Unconscious Competence

by Megan M. on December 13, 2007 (Projects) |

Ragen and I meet every two weeks to catch up, stay in each other’s monkeysphere, and discuss Virtual Magpie from a business standpoint. This woman solves problems for me like you wouldn’t believe—in fact, we’d reached the end of our meeting yesterday and I was just yammering idly about this thing or that thing, and the solutions just kept coming. We laughed about how hard it is to turn it off; I have the same urge to constantly find solutions, and we work well together because the solutions we’re each best at finding seem to be complementary.
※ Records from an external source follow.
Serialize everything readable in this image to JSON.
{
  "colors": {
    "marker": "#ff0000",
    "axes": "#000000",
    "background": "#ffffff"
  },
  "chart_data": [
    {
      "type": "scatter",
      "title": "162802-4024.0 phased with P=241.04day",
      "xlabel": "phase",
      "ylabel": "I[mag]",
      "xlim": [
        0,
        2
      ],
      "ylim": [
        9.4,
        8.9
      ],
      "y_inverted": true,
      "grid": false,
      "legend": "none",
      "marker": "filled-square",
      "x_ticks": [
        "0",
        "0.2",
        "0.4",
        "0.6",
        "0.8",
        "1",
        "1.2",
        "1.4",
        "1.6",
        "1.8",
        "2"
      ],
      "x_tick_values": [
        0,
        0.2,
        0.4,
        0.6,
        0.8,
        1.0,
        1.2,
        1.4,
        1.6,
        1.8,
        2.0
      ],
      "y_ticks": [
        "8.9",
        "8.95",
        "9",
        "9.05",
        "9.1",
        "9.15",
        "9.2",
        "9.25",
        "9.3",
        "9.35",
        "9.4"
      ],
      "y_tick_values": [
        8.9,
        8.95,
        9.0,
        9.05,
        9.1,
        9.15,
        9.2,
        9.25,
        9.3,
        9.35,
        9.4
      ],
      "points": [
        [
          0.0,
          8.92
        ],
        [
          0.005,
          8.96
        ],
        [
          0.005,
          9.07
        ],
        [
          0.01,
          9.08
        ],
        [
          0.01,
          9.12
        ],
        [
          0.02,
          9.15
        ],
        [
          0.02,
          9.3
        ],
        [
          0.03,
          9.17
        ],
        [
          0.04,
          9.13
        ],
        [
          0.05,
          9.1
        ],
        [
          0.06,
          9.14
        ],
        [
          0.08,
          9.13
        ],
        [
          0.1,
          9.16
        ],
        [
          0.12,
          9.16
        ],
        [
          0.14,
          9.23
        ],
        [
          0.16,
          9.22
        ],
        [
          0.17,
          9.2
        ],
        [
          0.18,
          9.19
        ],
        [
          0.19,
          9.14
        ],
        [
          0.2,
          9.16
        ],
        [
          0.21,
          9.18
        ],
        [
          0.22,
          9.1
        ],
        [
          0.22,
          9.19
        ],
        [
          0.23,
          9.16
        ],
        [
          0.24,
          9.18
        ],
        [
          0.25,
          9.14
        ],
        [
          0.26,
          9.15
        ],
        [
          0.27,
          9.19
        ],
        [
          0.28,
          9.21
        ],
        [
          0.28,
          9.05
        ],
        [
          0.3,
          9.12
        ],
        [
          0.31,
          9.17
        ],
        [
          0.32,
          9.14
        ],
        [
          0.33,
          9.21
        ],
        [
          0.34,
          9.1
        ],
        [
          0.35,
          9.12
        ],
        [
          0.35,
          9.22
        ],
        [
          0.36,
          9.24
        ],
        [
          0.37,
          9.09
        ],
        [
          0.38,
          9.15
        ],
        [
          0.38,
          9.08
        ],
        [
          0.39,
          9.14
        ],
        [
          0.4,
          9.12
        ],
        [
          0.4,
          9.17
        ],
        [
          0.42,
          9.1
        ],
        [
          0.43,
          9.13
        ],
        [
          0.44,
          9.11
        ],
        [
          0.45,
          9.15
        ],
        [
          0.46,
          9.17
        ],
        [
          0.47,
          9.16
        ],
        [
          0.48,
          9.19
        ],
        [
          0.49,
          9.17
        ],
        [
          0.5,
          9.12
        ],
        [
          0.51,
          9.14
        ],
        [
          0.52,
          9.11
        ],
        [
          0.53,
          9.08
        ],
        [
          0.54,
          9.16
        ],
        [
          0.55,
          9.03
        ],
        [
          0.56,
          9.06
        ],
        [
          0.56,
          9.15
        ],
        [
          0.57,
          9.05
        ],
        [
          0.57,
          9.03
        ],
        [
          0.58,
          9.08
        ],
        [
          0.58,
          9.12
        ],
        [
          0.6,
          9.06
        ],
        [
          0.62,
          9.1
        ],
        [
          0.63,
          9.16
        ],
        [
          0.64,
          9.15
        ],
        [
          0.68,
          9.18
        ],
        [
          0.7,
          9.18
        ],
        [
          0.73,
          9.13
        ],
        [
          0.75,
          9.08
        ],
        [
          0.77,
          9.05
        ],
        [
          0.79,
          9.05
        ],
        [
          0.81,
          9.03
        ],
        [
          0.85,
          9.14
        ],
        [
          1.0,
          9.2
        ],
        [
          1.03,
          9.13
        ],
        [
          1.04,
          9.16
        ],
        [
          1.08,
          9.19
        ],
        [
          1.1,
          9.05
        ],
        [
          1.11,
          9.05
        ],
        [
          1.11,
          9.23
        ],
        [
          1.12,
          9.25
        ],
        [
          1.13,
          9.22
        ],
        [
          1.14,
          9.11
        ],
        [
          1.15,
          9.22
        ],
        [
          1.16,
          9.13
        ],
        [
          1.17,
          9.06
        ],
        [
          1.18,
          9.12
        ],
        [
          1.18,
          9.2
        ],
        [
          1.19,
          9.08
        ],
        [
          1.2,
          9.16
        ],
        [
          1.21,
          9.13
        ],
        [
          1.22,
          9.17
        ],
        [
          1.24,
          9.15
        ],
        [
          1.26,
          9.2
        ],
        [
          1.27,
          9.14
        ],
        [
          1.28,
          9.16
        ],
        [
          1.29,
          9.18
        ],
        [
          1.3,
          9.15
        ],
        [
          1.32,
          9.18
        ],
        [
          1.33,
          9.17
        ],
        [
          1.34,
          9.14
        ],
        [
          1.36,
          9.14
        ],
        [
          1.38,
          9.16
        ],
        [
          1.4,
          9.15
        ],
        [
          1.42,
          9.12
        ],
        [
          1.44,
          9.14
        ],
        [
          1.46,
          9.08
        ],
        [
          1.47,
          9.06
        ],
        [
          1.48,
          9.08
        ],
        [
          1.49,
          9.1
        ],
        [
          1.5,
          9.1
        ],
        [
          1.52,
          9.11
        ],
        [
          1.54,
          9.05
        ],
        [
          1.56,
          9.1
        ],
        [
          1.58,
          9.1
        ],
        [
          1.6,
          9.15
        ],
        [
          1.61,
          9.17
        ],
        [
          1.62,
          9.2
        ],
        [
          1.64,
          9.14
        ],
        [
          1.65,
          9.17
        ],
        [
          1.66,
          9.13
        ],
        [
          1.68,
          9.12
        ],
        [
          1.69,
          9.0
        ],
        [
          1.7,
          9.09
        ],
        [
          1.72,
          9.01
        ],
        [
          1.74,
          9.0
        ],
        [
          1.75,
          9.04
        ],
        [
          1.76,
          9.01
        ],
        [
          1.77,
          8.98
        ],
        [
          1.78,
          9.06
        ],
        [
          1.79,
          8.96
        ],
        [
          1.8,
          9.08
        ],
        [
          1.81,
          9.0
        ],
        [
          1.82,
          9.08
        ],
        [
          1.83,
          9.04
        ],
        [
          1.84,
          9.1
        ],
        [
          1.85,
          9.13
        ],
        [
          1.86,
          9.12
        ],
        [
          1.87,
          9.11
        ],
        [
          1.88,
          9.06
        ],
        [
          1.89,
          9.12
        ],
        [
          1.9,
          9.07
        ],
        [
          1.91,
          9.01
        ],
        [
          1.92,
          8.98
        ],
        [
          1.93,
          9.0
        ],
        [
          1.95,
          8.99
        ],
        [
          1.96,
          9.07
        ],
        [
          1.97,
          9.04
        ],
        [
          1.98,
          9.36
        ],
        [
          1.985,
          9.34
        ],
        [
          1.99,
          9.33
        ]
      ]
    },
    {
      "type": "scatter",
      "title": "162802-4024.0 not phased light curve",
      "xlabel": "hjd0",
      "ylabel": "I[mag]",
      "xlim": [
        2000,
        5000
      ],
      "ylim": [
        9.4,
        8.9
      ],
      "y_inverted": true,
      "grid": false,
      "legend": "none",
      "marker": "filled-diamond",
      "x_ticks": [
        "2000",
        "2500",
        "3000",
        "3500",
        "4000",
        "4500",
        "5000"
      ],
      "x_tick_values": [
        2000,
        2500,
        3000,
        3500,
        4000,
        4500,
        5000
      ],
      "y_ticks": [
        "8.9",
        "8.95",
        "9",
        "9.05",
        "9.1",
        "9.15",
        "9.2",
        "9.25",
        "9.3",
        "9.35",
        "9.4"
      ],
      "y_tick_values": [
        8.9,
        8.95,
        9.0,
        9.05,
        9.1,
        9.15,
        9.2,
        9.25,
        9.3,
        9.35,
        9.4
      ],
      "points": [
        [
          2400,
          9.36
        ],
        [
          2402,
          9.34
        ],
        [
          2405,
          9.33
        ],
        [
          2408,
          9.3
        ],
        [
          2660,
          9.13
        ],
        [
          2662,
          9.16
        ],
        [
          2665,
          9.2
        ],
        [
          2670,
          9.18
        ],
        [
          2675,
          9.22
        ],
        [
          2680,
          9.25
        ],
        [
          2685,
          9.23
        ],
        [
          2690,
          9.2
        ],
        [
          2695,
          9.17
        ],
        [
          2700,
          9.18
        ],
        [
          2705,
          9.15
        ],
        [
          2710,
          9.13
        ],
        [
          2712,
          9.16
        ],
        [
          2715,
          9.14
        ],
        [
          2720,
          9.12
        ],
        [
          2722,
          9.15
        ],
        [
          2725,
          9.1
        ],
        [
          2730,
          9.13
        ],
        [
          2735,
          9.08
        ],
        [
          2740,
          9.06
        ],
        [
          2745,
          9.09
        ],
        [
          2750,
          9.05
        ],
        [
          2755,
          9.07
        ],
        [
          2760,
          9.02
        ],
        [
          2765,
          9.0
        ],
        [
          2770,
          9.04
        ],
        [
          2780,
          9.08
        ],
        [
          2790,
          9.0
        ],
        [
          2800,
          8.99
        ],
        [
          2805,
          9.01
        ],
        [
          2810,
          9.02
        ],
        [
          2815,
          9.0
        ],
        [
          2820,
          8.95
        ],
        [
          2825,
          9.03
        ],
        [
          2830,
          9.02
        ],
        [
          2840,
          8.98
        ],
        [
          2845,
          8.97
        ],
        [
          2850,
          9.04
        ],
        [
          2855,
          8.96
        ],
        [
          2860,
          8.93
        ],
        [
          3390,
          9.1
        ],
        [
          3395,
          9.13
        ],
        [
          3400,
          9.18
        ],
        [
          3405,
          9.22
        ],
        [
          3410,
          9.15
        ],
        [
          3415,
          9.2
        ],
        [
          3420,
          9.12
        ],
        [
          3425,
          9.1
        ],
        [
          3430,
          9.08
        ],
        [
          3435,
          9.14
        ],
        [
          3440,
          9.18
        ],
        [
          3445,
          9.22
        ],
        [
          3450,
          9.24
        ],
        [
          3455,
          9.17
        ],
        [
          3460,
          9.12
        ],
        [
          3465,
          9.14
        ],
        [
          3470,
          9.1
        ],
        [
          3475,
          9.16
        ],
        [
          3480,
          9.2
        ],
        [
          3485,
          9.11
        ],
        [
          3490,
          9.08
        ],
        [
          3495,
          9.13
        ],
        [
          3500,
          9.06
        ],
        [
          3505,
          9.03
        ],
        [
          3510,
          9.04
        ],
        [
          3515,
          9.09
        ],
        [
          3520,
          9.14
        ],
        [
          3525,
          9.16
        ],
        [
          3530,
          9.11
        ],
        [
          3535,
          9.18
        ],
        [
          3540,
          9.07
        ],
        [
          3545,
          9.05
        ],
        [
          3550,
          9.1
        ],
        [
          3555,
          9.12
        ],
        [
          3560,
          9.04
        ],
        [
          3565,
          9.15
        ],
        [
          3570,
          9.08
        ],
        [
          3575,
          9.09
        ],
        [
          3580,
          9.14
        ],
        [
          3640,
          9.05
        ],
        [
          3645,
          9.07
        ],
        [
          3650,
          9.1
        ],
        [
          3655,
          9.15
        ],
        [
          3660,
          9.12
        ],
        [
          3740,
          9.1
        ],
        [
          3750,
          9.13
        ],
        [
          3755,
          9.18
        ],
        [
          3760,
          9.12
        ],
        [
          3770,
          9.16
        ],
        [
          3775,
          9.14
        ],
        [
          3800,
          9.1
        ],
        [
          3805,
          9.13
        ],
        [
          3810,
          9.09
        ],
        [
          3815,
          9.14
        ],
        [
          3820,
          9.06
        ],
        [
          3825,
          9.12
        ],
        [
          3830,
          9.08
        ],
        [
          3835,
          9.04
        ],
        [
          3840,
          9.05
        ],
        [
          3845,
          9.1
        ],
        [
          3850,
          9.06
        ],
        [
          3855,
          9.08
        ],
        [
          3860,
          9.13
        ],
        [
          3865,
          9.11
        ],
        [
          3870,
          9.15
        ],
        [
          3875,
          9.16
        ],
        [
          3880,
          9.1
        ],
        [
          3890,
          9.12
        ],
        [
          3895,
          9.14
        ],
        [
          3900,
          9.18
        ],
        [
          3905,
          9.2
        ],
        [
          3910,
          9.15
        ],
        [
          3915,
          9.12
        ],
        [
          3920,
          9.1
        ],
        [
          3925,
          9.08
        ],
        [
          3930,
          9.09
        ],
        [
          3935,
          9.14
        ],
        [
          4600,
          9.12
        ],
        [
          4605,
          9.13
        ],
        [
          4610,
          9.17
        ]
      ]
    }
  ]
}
Something she said at our meeting really struck me as a process I’d been going through. It’s been a long, weird eight years, man. I think I took three art classes in college; the rest were all related to my performance degree. I started my work here by reading books, doing commission sketches and building free websites. (Can you say Hot Dog Professional? Wow, have they changed… but me too!) When I look back I am sometimes surprised, sometimes horrified by the understanding I had of what I was doing then. The old versions of, for instance, seem to possess a lot of awareness of what I wanted, what I was shooting for… but plenty of other projects ended up looking pretty spare. I’ve come a long way since then—we all have—but what Ragen told me yesterday cut right to the heart of the thing:

When you begin an endeavor, you enter a state of unconscious incompetence. You don’t know that you don’t know shit.

Once you’ve been doing that for a little while, you enter a state of conscious incompetence. You become keenly and sometimes painfully aware… that you don’t know shit. Oh, how I have suffered this one.

After time and work, you will enter a state of conscious competence. You now know what you are doing, but you really have to concentrate and pay attention, in order not to mess it up. This has been the case for me over the last several years—if I stay on the ball (balancing act though it is), I’m fine.

After more time and experience, you enter a state of unconscious competence. You are so proficient at what you do that it becomes second nature to you and only the most complex of problems will require strict concentration and assistance. This… is the state I’ve entered, just in the last handful of months. It’s been especially noticeable since I began working with Cloud Nine—and it’s unnerving because even having gotten to this headspace, it’s so obvious how much more there is to learn. And I’m already discovering new ideas and areas I don’t know anything about, things I want to develop and explore. And some things that are so young, so green for me, that I will have to start from scratch entirely!

The reason this hit me so hard is that I feel like I’m at the edge of unconscious competence, after so long… and at the same time, I’m clearly starting over. It’s an incredible cycle that I suspect will continue for the rest of my life. But what an exciting way to live a life! It blows my mind, a bit.